The rebels were pushing the government to fund the force, but Sudanese officials had refused because the military unit will not be part of the new national army.

The differences were overcome at the last-minute talks between Sudanese Vice president Ali Osman Mohammed Taha and southern rebel leader John Garang.

“I was with Dr. Garang, everything is finished,” Arman told The Associated Press. He refused to give additional details.

The development clears the way for the warring sides to sign a permanent cease-fire deal Friday and endorse a plan to implement a series of protocols they signed since the latest round of peace talks began in Kenya in 2002.

Sudanese government and rebel officials were expected to sign the deal at 1400 GMT, Arman said.

Sudanese President Omar el-Bashir and South African President Thabo Mbeki will observe the signing of the last main protocols that will form part of the comprehensive peace deal, said Esther Tolle, permanent secretary in Kenya’s ministry of foreign affairs.

South Africa heads the African Union Committee on Post-Conflict Reconstruction of the War-Affected Areas in Sudan.

The Sudanese government and the southern insurgents will sign the final peace deal on Jan. 9 in the Kenyan capital, Nairobi, said Yasir Arman, spokesman of the rebel Sudan People’s Liberation Army.

“The new year will be a year of peace and democracy in Sudan,” Arman told The AP. “It will be the end of the longest war in Africa.”

The north-south war has pitted Sudan’s Islamic-dominated government against rebels seeking greater autonomy and a greater share of the country’s wealth for the Christian and animist south. The conflict is blamed for more than 2 million deaths, primarily from war-induced famine and disease.

The warring sides have signed six protocols on how to share power and natural wealth, what to do with their armed forces during a six-year transition period and how to administer three disputed areas in central Sudan.

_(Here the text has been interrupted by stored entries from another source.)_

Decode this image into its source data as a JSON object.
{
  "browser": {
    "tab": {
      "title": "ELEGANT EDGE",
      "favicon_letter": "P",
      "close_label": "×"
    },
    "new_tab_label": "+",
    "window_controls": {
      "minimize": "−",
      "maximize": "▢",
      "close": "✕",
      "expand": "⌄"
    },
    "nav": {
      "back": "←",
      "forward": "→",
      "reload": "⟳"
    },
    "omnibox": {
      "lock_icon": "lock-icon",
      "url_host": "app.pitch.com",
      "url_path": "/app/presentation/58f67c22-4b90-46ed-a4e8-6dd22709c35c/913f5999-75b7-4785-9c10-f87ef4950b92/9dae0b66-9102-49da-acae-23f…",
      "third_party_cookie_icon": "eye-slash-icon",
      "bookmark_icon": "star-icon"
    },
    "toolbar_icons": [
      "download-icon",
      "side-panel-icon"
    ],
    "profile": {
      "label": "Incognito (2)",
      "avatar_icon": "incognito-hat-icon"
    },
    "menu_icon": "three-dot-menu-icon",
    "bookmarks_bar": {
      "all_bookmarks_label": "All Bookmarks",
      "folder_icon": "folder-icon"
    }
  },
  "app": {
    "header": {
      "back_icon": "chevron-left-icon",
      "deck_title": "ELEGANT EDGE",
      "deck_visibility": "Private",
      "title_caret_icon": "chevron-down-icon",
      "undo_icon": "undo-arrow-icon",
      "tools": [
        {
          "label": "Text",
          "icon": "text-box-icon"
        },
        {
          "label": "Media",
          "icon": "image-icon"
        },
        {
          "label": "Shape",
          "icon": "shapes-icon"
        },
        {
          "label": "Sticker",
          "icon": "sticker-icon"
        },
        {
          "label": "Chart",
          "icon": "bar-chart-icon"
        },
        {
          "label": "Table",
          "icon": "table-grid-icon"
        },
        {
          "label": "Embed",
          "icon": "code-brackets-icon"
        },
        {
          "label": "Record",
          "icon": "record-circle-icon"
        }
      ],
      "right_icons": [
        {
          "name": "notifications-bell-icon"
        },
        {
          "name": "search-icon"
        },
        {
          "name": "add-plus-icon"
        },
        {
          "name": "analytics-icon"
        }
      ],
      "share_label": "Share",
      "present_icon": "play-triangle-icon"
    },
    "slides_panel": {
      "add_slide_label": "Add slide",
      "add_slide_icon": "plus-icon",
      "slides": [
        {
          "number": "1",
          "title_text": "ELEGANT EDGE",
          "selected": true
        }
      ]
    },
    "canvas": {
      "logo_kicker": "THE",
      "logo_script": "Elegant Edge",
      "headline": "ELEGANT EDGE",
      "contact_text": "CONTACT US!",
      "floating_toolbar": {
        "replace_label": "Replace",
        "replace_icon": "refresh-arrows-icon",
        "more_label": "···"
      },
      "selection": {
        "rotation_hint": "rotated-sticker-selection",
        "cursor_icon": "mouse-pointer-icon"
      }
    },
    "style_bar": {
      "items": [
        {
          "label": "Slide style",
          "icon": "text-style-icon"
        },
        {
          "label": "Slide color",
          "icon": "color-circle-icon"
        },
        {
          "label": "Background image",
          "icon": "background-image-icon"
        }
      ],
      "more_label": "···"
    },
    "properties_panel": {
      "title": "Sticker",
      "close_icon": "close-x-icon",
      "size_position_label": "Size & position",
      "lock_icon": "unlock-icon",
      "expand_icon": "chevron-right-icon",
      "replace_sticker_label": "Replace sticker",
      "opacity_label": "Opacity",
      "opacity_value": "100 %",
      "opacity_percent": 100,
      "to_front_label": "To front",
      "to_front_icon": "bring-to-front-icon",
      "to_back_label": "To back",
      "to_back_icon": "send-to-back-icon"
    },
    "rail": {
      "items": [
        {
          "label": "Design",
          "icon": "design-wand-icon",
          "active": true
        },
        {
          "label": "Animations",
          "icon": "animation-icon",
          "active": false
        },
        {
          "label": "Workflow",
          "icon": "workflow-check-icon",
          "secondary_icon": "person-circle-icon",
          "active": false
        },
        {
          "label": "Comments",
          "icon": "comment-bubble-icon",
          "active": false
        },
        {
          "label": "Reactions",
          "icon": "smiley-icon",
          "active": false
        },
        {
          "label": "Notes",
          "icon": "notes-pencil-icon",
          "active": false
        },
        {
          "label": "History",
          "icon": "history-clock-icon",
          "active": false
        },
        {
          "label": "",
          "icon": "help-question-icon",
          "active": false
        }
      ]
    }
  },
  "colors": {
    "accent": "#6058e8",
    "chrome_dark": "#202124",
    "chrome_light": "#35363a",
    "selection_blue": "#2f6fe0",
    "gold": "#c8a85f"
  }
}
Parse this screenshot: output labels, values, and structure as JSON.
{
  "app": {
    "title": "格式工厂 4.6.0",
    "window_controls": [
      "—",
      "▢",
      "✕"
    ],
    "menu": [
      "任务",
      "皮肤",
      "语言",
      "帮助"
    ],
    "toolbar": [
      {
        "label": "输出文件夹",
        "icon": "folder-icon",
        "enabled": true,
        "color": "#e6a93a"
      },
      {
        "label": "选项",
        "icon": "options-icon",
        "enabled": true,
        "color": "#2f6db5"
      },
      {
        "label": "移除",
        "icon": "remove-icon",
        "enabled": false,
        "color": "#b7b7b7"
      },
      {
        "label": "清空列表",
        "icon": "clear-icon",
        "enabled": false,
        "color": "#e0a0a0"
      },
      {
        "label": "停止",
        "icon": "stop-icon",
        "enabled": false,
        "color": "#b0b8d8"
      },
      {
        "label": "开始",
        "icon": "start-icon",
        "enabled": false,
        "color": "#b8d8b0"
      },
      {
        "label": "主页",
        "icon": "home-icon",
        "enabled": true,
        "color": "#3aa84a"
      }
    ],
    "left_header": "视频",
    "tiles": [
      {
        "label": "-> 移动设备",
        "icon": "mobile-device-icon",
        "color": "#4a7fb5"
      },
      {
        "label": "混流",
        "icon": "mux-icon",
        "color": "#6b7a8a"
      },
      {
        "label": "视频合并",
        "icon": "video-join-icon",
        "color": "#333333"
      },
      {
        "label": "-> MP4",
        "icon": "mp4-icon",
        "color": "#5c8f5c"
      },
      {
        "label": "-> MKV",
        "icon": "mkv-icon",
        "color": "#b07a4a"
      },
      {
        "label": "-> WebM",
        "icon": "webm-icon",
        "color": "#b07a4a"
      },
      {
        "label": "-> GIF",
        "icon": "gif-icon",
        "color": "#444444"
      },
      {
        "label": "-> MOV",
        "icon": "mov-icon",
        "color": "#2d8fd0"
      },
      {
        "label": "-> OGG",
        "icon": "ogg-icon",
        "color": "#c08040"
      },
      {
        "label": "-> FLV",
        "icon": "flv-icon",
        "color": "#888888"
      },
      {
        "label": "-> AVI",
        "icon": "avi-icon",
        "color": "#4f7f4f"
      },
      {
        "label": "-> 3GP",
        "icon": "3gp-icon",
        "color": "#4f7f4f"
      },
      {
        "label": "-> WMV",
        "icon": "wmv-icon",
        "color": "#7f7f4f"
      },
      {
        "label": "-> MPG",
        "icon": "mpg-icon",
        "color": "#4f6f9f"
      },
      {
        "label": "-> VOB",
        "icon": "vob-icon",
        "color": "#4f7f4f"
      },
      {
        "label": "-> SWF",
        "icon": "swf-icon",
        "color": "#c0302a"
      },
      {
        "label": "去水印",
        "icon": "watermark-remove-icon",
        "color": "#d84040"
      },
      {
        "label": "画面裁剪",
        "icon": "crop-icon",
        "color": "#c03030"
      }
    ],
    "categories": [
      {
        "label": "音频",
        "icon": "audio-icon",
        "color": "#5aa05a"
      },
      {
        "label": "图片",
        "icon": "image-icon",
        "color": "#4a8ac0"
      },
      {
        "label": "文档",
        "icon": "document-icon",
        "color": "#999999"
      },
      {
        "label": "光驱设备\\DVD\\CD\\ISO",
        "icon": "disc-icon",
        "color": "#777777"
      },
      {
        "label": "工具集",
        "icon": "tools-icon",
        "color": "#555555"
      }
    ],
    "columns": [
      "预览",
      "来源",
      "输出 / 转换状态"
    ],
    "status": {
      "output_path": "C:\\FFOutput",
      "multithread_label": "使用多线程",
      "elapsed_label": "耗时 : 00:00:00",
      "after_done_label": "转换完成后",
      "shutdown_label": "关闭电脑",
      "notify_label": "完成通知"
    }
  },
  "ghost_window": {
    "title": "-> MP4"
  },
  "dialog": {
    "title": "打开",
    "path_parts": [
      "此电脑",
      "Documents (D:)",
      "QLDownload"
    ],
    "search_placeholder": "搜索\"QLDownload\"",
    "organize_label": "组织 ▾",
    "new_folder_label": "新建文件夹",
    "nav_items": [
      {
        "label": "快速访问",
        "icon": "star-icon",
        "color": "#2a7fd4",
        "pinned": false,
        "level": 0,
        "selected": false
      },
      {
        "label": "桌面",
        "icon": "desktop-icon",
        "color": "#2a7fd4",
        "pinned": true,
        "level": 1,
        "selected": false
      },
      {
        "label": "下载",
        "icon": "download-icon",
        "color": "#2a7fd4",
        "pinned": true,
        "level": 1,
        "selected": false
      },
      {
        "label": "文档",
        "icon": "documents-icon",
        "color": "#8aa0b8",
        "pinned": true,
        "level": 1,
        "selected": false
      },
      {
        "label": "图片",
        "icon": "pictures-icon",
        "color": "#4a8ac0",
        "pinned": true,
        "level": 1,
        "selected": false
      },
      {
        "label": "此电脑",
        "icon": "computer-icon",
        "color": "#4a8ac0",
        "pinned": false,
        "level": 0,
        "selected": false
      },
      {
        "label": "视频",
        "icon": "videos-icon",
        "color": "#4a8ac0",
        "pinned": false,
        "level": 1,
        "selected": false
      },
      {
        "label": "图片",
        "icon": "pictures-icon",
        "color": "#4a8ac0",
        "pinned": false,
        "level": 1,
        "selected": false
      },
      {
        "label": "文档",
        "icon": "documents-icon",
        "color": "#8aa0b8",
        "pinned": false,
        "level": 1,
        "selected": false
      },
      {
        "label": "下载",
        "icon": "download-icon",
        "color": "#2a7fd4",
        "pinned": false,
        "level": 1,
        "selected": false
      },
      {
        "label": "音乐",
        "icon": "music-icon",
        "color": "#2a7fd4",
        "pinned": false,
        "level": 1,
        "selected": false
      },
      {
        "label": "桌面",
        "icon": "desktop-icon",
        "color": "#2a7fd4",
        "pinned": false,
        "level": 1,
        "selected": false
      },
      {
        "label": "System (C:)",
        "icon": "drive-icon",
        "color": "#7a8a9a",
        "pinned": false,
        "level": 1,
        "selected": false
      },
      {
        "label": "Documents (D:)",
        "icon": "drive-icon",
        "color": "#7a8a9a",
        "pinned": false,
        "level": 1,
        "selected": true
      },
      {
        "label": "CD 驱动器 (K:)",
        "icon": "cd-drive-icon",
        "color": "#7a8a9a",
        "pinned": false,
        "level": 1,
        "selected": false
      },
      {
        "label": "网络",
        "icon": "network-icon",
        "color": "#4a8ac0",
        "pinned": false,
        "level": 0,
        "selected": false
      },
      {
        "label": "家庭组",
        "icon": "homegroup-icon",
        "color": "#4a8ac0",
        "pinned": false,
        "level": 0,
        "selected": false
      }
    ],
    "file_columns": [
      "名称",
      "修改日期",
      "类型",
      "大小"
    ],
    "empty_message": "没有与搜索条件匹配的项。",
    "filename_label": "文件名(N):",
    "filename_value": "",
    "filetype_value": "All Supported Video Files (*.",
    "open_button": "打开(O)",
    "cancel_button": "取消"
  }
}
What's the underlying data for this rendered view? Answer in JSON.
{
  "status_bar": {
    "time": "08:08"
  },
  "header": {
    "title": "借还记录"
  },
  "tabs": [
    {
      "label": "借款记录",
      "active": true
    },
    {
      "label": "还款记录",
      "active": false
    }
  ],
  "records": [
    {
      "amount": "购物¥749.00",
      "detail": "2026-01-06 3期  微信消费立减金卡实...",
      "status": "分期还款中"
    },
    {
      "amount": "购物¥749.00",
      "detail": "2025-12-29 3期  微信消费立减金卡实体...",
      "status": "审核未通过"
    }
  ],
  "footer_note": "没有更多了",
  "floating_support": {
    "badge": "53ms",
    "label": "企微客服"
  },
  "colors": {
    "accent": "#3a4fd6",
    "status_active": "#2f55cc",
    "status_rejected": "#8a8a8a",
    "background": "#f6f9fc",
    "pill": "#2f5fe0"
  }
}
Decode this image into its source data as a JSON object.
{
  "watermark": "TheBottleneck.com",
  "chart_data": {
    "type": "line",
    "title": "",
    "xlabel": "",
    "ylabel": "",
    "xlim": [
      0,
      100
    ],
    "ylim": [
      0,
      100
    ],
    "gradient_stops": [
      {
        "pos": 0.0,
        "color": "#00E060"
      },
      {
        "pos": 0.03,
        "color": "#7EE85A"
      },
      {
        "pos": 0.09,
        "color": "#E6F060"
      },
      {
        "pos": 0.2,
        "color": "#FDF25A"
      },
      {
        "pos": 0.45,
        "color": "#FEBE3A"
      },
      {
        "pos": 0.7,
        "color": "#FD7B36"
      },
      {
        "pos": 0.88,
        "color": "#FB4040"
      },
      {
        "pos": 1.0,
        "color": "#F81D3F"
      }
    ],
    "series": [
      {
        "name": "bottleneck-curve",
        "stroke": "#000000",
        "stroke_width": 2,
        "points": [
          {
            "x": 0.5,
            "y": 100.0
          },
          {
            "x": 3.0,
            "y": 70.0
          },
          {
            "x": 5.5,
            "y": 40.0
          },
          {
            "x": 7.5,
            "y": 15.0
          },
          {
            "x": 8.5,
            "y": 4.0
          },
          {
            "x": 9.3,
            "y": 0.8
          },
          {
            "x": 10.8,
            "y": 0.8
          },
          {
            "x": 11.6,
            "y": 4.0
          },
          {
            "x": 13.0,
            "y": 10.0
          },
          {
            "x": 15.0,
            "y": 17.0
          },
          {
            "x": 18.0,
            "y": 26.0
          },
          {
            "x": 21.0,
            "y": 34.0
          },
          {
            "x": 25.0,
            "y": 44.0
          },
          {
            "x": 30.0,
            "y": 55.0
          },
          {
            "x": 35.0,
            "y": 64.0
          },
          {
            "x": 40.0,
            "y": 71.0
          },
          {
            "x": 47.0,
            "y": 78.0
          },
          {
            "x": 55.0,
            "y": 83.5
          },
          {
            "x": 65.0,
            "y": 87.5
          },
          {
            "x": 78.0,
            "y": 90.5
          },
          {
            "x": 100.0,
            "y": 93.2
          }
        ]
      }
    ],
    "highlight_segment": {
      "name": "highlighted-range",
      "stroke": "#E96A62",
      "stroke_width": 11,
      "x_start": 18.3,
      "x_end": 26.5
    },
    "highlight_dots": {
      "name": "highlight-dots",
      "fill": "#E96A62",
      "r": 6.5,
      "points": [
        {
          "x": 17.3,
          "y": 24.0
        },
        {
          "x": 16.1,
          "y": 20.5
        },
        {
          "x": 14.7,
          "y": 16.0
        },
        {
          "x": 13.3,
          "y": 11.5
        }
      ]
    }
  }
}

Under the agreements signed on May 26, a referendum should be organized six years after a final peace treaty is reached to determine the future of the south.

U.N. and U.S. officials are hoping that a solution to the civil war — which will include a new constitution and power-sharing government for Sudan — will spur an end to the separate conflict between government-backed forces and rebels in the western Darfur region.

Disease and hunger have killed 70,000 in the Darfur region since March, the World Health Organization says. Nearly 2 million are believed to have fled their homes since the start of the crisis.